Enzyme Immobilization on Stainless Steel Fleece and Its Mass Transfer Enhancement of Enzymatic Catalysis in a Rotating Packed Bed Reactor

Abstract

Rotating packed beds (RPB) facilitate the mixing of heterogeneous substrates, and promote high mass transfer efficiency in heterogeneous reactions. For the enzymatic reactions, traditional porous particles with immobilized enzymes are sensitive to the strong sheer force of the RPB, thus limiting its application. This work offers a strategy for enzyme immobilization on the surface of stainless-steel fleece, to improve the shear strength resistance of immobilized enzymes. Lipase was applied to investigate and optimize the immobilization.
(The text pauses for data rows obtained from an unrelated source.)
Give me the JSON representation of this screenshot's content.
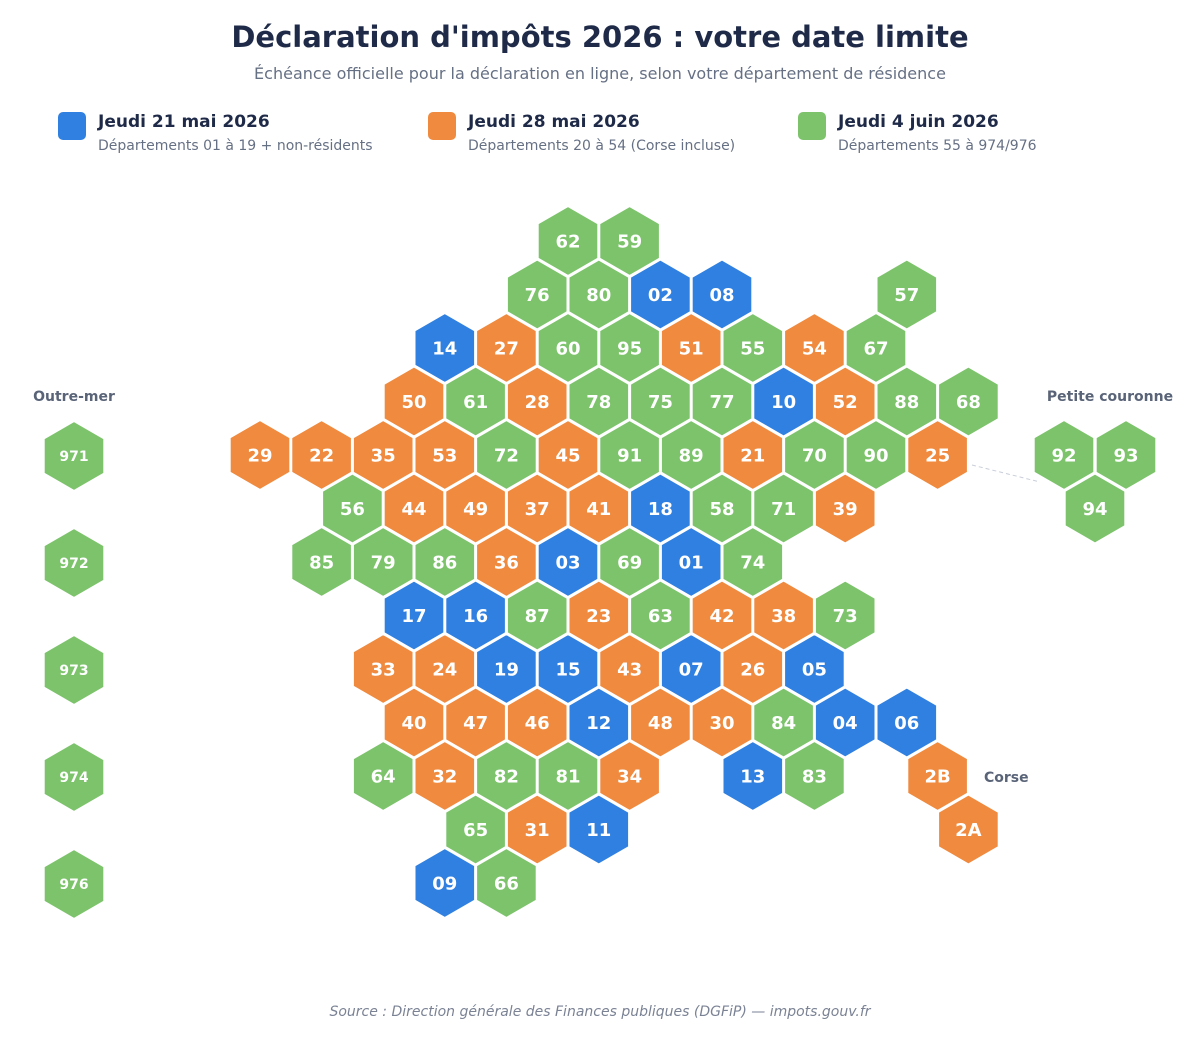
{
  "title": "Déclaration d'impôts 2026 : votre date limite",
  "subtitle": "Échéance officielle pour la déclaration en ligne, selon votre département de résidence",
  "colors": {
    "blue": "#2f80e0",
    "orange": "#ef8a3e",
    "green": "#7cc36b"
  },
  "legend": [
    {
      "color": "blue",
      "label": "Jeudi 21 mai 2026",
      "desc": "Départements 01 à 19 + non-résidents"
    },
    {
      "color": "orange",
      "label": "Jeudi 28 mai 2026",
      "desc": "Départements 20 à 54 (Corse incluse)"
    },
    {
      "color": "green",
      "label": "Jeudi 4 juin 2026",
      "desc": "Départements 55 à 974/976"
    }
  ],
  "group_labels": {
    "outremer": "Outre-mer",
    "petite_couronne": "Petite couronne",
    "corse": "Corse"
  },
  "source": "Source : Direction générale des Finances publiques (DGFiP) — impots.gouv.fr",
  "map_rows": [
    {
      "row": 0,
      "start": 5,
      "cells": [
        "62",
        "59"
      ]
    },
    {
      "row": 1,
      "start": 4,
      "cells": [
        "76",
        "80",
        "02",
        "08",
        null,
        null,
        "57"
      ]
    },
    {
      "row": 2,
      "start": 3,
      "cells": [
        "14",
        "27",
        "60",
        "95",
        "51",
        "55",
        "54",
        "67"
      ]
    },
    {
      "row": 3,
      "start": 2,
      "cells": [
        "50",
        "61",
        "28",
        "78",
        "75",
        "77",
        "10",
        "52",
        "88",
        "68"
      ]
    },
    {
      "row": 4,
      "start": 0,
      "cells": [
        "29",
        "22",
        "35",
        "53",
        "72",
        "45",
        "91",
        "89",
        "21",
        "70",
        "90",
        "25"
      ]
    },
    {
      "row": 5,
      "start": 1,
      "cells": [
        "56",
        "44",
        "49",
        "37",
        "41",
        "18",
        "58",
        "71",
        "39"
      ]
    },
    {
      "row": 6,
      "start": 1,
      "cells": [
        "85",
        "79",
        "86",
        "36",
        "03",
        "69",
        "01",
        "74"
      ]
    },
    {
      "row": 7,
      "start": 2,
      "cells": [
        "17",
        "16",
        "87",
        "23",
        "63",
        "42",
        "38",
        "73"
      ]
    },
    {
      "row": 8,
      "start": 2,
      "cells": [
        "33",
        "24",
        "19",
        "15",
        "43",
        "07",
        "26",
        "05"
      ]
    },
    {
      "row": 9,
      "start": 2,
      "cells": [
        "40",
        "47",
        "46",
        "12",
        "48",
        "30",
        "84",
        "04",
        "06"
      ]
    },
    {
      "row": 10,
      "start": 2,
      "cells": [
        "64",
        "32",
        "82",
        "81",
        "34",
        null,
        "13",
        "83"
      ]
    },
    {
      "row": 11,
      "start": 3,
      "cells": [
        "65",
        "31",
        "11"
      ]
    },
    {
      "row": 12,
      "start": 3,
      "cells": [
        "09",
        "66"
      ]
    }
  ],
  "corse": [
    "2B",
    "2A"
  ],
  "petite_couronne": [
    "92",
    "93",
    "94"
  ],
  "outremer": [
    "971",
    "972",
    "973",
    "974",
    "976"
  ]
}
Finally, a fatty acid hydratase (FAH) was applied for immobilization based on the optimized method, which was further applied for evaluating its performance in RPB. The results indicated that metal immobilized enzymes resist a higher shear force than their particle-immobilized alternatives. Operating at a centrifugal force factor (β) of 30, the hydration conversion rate of 96% is achieved after 8 h, which was from nearly 38% faster than in a stirrer tank reactor (hydration yield of 60%). The metal immobilization, moreover, efficiently improved the enzyme reusability, as demonstrated by a conversion rate remaining above 90% after 15 batches. These results indicated that a metal immobilization method combined with an RPB reactor significantly increases the efficiency of enzymatic reactions.